曼巴蛇(Dendroaspis 属)是撒哈拉以南非洲地区最重要的毒蛇之一,但它们的生物学许多方面,包括毒液成分的多样性,仍相对研究不足。在这里,我们展示了曼巴蛇的系统发育重建,以及全属毒液腺转录组和高分辨率自上而下的毒液组学分析。虽然绿曼巴蛇(D. viridis)、D. angusticeps、D. j. jamesoni 和 D. j. kaimosae 表达以 3FTx 为主的毒液,但黑曼巴蛇(D. polylepis)的毒液则以树栖毒素 I 和 K 为主。与所有其他曼巴蛇栖息在树上的不同,黑曼巴蛇的陆地生态环境明显不同,这使得毒液成分的这种主要差异很可能是由于饮食的变化。Dendroaspis 属内毒液变异的种间模式为在全属范围内研究毒液的变异毒性以及抗蛇毒血清与曼巴蛇毒液之间的种间交叉反应程度提供了宝贵的机会。为此,我们评估了这五种曼巴蛇毒液的免疫谱,使用的是针对撒哈拉以南非洲市场的商业抗蛇毒血清。这项研究提供了一种全面的概述,说明了哪些现有的抗蛇毒血清可能更有效地中和由曼巴蛇引起的人类中毒,而不管负责的物种是什么。本研究收集的信息为合理解释在基因座分辨率下曼巴蛇毒液的显著不同的效力和药理学特征奠定了基础。这种理解将允许选择和设计毒素免疫原,以期产生更安全、更有效的针对任何曼巴蛇中毒的泛特异性抗蛇毒血清。
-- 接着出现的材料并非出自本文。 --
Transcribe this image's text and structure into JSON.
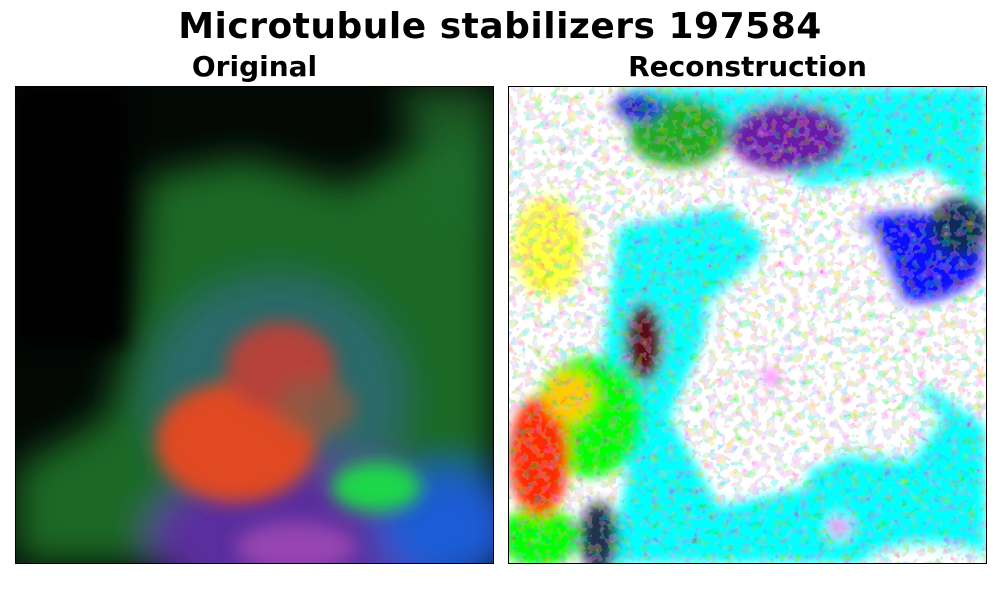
{
  "figure": {
    "title": "Microtubule stabilizers 197584",
    "panels": [
      {
        "label": "Original",
        "image": "fluorescence-cell-image"
      },
      {
        "label": "Reconstruction",
        "image": "reconstructed-cell-image"
      }
    ]
  },
  "colors": {
    "background": "#ffffff",
    "text": "#000000",
    "cyan": "#00ffff",
    "green": "#00ff00",
    "blue": "#0000ff",
    "red": "#ff0000"
  }
}
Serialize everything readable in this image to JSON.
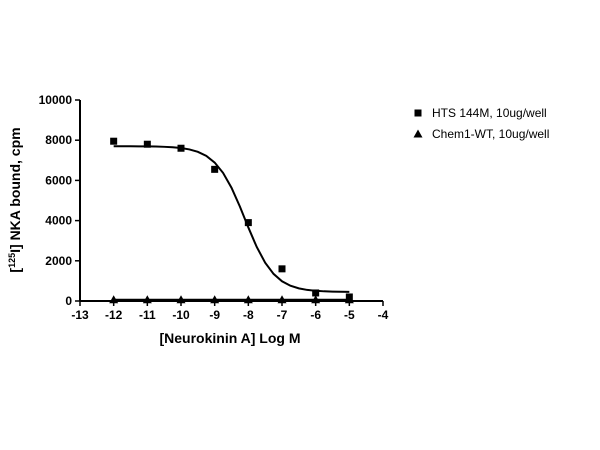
{
  "chart_data": {
    "type": "scatter",
    "xlabel": "[Neurokinin A] Log M",
    "ylabel": {
      "prefix": "[",
      "superscript": "125",
      "suffix": "I] NKA bound, cpm"
    },
    "xlim": [
      -13,
      -4
    ],
    "xticks": [
      -13,
      -12,
      -11,
      -10,
      -9,
      -8,
      -7,
      -6,
      -5,
      -4
    ],
    "ylim": [
      0,
      10000
    ],
    "yticks": [
      0,
      2000,
      4000,
      6000,
      8000,
      10000
    ],
    "x": [
      -12,
      -11,
      -10,
      -9,
      -8,
      -7,
      -6,
      -5
    ],
    "series": [
      {
        "name": "HTS 144M, 10ug/well",
        "color": "#000000",
        "marker": "square",
        "values": [
          7950,
          7800,
          7600,
          6550,
          3900,
          1600,
          400,
          200
        ],
        "curve": {
          "x": [
            -12,
            -11.75,
            -11.5,
            -11.25,
            -11,
            -10.75,
            -10.5,
            -10.25,
            -10,
            -9.75,
            -9.5,
            -9.25,
            -9,
            -8.75,
            -8.5,
            -8.25,
            -8,
            -7.75,
            -7.5,
            -7.25,
            -7,
            -6.75,
            -6.5,
            -6.25,
            -6,
            -5.75,
            -5.5,
            -5.25,
            -5
          ],
          "values": [
            7699,
            7698,
            7697,
            7695,
            7691,
            7684,
            7671,
            7649,
            7610,
            7541,
            7422,
            7220,
            6889,
            6373,
            5636,
            4695,
            3659,
            2688,
            1906,
            1347,
            983,
            760,
            628,
            551,
            507,
            482,
            468,
            460,
            456
          ]
        }
      },
      {
        "name": "Chem1-WT, 10ug/well",
        "color": "#000000",
        "marker": "triangle",
        "values": [
          60,
          60,
          60,
          60,
          60,
          60,
          60,
          60
        ],
        "curve": {
          "x": [
            -12,
            -5
          ],
          "values": [
            60,
            60
          ]
        }
      }
    ]
  }
}
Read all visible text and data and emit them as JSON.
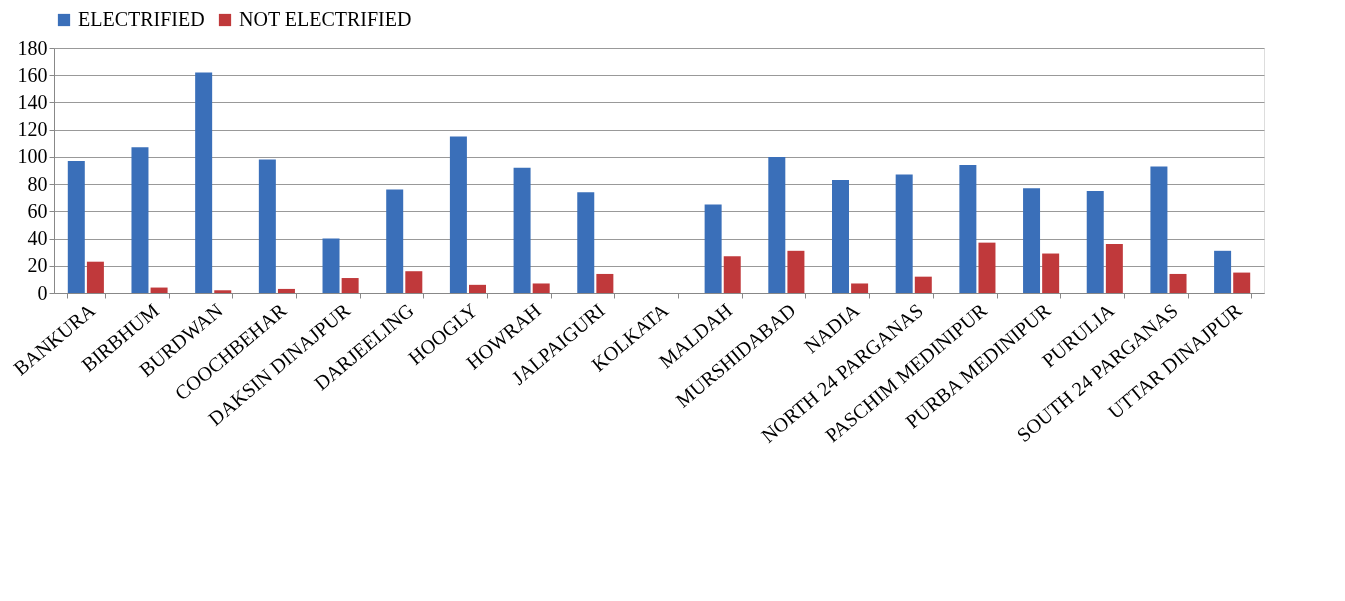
{
  "chart_data": {
    "type": "bar",
    "categories": [
      "BANKURA",
      "BIRBHUM",
      "BURDWAN",
      "COOCHBEHAR",
      "DAKSIN DINAJPUR",
      "DARJEELING",
      "HOOGLY",
      "HOWRAH",
      "JALPAIGURI",
      "KOLKATA",
      "MALDAH",
      "MURSHIDABAD",
      "NADIA",
      "NORTH 24 PARGANAS",
      "PASCHIM MEDINIPUR",
      "PURBA MEDINIPUR",
      "PURULIA",
      "SOUTH 24 PARGANAS",
      "UTTAR DINAJPUR"
    ],
    "series": [
      {
        "name": "ELECTRIFIED",
        "color": "#3a6fb9",
        "values": [
          97,
          107,
          162,
          98,
          40,
          76,
          115,
          92,
          74,
          null,
          65,
          100,
          83,
          87,
          94,
          77,
          75,
          93,
          31
        ]
      },
      {
        "name": "NOT ELECTRIFIED",
        "color": "#c0393b",
        "values": [
          23,
          4,
          2,
          3,
          11,
          16,
          6,
          7,
          14,
          null,
          27,
          31,
          7,
          12,
          37,
          29,
          36,
          14,
          15
        ]
      }
    ],
    "ylim": [
      0,
      180
    ],
    "yticks": [
      0,
      20,
      40,
      60,
      80,
      100,
      120,
      140,
      160,
      180
    ],
    "grid": "y",
    "legend": "top"
  }
}
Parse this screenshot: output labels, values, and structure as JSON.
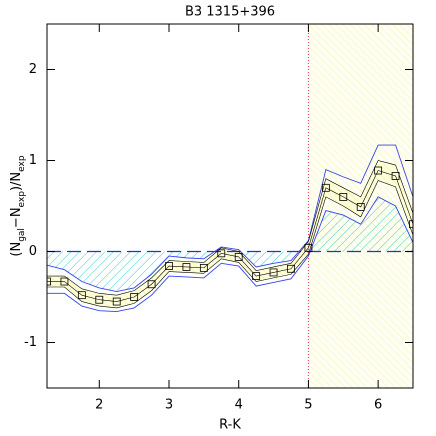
{
  "chart_data": {
    "type": "line",
    "title": "B3 1315+396",
    "xlabel": "R-K",
    "ylabel": [
      {
        "text": "(N"
      },
      {
        "text": "gal",
        "sub": true
      },
      {
        "text": "−N"
      },
      {
        "text": "exp",
        "sub": true
      },
      {
        "text": ")/N"
      },
      {
        "text": "exp",
        "sub": true
      }
    ],
    "x": [
      1.25,
      1.5,
      1.75,
      2,
      2.25,
      2.5,
      2.75,
      3,
      3.25,
      3.5,
      3.75,
      4,
      4.25,
      4.5,
      4.75,
      5,
      5.25,
      5.5,
      5.75,
      6,
      6.25,
      6.5
    ],
    "values": [
      -0.33,
      -0.33,
      -0.48,
      -0.53,
      -0.55,
      -0.5,
      -0.36,
      -0.16,
      -0.17,
      -0.18,
      -0.02,
      -0.06,
      -0.27,
      -0.23,
      -0.19,
      0.04,
      0.7,
      0.6,
      0.49,
      0.89,
      0.83,
      0.3
    ],
    "inner_upper": [
      -0.27,
      -0.27,
      -0.41,
      -0.46,
      -0.48,
      -0.43,
      -0.29,
      -0.1,
      -0.11,
      -0.12,
      0.04,
      0,
      -0.21,
      -0.17,
      -0.13,
      0.11,
      0.8,
      0.7,
      0.6,
      1.0,
      0.95,
      0.42
    ],
    "inner_lower": [
      -0.39,
      -0.39,
      -0.55,
      -0.6,
      -0.62,
      -0.57,
      -0.43,
      -0.22,
      -0.23,
      -0.24,
      -0.08,
      -0.12,
      -0.33,
      -0.29,
      -0.25,
      -0.03,
      0.6,
      0.5,
      0.38,
      0.78,
      0.71,
      0.18
    ],
    "upper": [
      -0.15,
      -0.2,
      -0.33,
      -0.4,
      -0.44,
      -0.4,
      -0.25,
      -0.05,
      -0.07,
      -0.08,
      0.05,
      0.02,
      -0.17,
      -0.13,
      -0.1,
      0.12,
      0.9,
      0.82,
      0.75,
      1.17,
      1.17,
      0.6
    ],
    "lower": [
      -0.46,
      -0.46,
      -0.6,
      -0.65,
      -0.66,
      -0.62,
      -0.48,
      -0.27,
      -0.28,
      -0.29,
      -0.13,
      -0.16,
      -0.38,
      -0.34,
      -0.3,
      -0.05,
      0.45,
      0.4,
      0.3,
      0.6,
      0.5,
      0.1
    ],
    "cut": 5,
    "baseline": 0,
    "colors": {
      "bound": "#3344ee",
      "inner": "#000000",
      "cut": "#ee3355",
      "baseline": "#2233cc"
    },
    "xlim": [
      1.25,
      6.5
    ],
    "ylim": [
      -1.5,
      2.5
    ],
    "xticks": [
      2,
      3,
      4,
      5,
      6
    ],
    "yticks": [
      -1,
      0,
      1,
      2
    ]
  }
}
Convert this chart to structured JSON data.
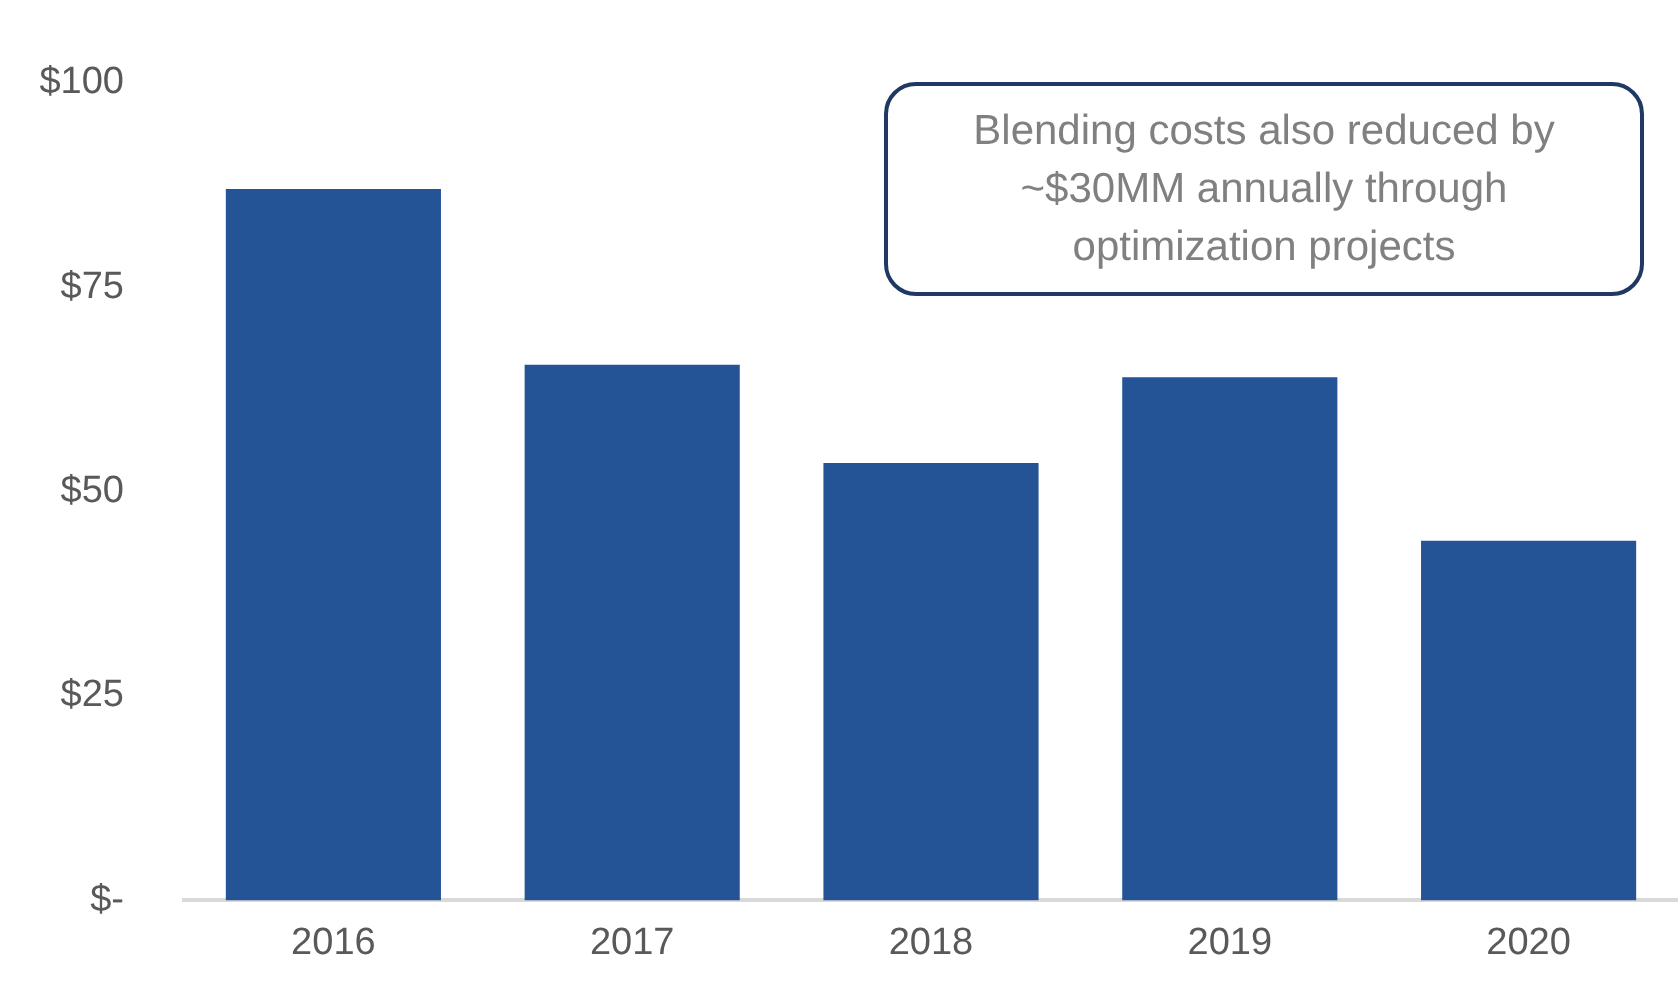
{
  "chart_data": {
    "type": "bar",
    "categories": [
      "2016",
      "2017",
      "2018",
      "2019",
      "2020"
    ],
    "values": [
      87,
      65.5,
      53.5,
      64,
      44
    ],
    "color": "#245396",
    "ylim": [
      0,
      100
    ],
    "yticks": [
      {
        "value": 0,
        "label": "$-"
      },
      {
        "value": 25,
        "label": "$25"
      },
      {
        "value": 50,
        "label": "$50"
      },
      {
        "value": 75,
        "label": "$75"
      },
      {
        "value": 100,
        "label": "$100"
      }
    ],
    "grid": false,
    "legend": false,
    "annotations": [
      "Blending costs also reduced by ~$30MM annually through optimization projects"
    ]
  }
}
曼巴蛇(Dendroaspis 属)由五种特别危险的剧毒蛇组成,它们是撒哈拉以南非洲特有的蛇类。它们的毒液含有高度多样化的药理学活性肽,包括非常快速作用的神经毒素。以前对曼巴蛇毒液的研究主要集中在其最相关毒素的生化和药理学特征上,以合理解释由这些物种引起的中毒的常见神经和神经肌肉症状,但对整体毒液成分或它们之间的比较研究甚少。直到最近,通过毒液组学方法才揭示了两种 Dendroaspis 物种,即 D. angusticeps 和 D. polylepis 的毒液成分的概述。本文首次对曼巴蛇毒液组成进行了全属转录组-蛋白质组学分析。本文所述的转录组分析为 D. polylepis(29 个)、D. angusticeps(23 个)、D. viridis(40 个)、D. j. jamesoni(25 个)和 D. j. kaimosae(21 个)的非冗余 Dendroaspis 序列数据库贡献了 29 个、23 个、40 个、25 个和 21 个全长毒素序列。曼巴蛇属的毒液组学分析表明,黑曼巴蛇的主要毒液成分是 Kunitz 折叠家族毒素。与绿曼巴蛇相对保守的以三指毒素(3FTx)为主的毒液组成相比,这一特征是独特的。由于 D. polylepis 与其他所有曼巴蛇栖息在树上的不同,因此毒液的变异可以从饮食的变化方面来解释。此外,通过抗蛇毒血清对针对撒哈拉以南非洲市场的商业抗蛇毒血清进行评估,评估了曼巴蛇毒液交叉反应的保守程度。这项研究提供了一种全面的概述,推断哪些现有的抗蛇毒血清可能有能力中和由曼巴蛇引起的人类中毒,而不管负责的物种是什么。本研究收集的信息为在基因座分辨率下合理化曼巴蛇毒液的药理学特征奠定了基础。这种理解将有助于产生更安全、更有效的针对任何曼巴蛇中毒的泛 Dendroaspis 治疗性抗蛇毒血清。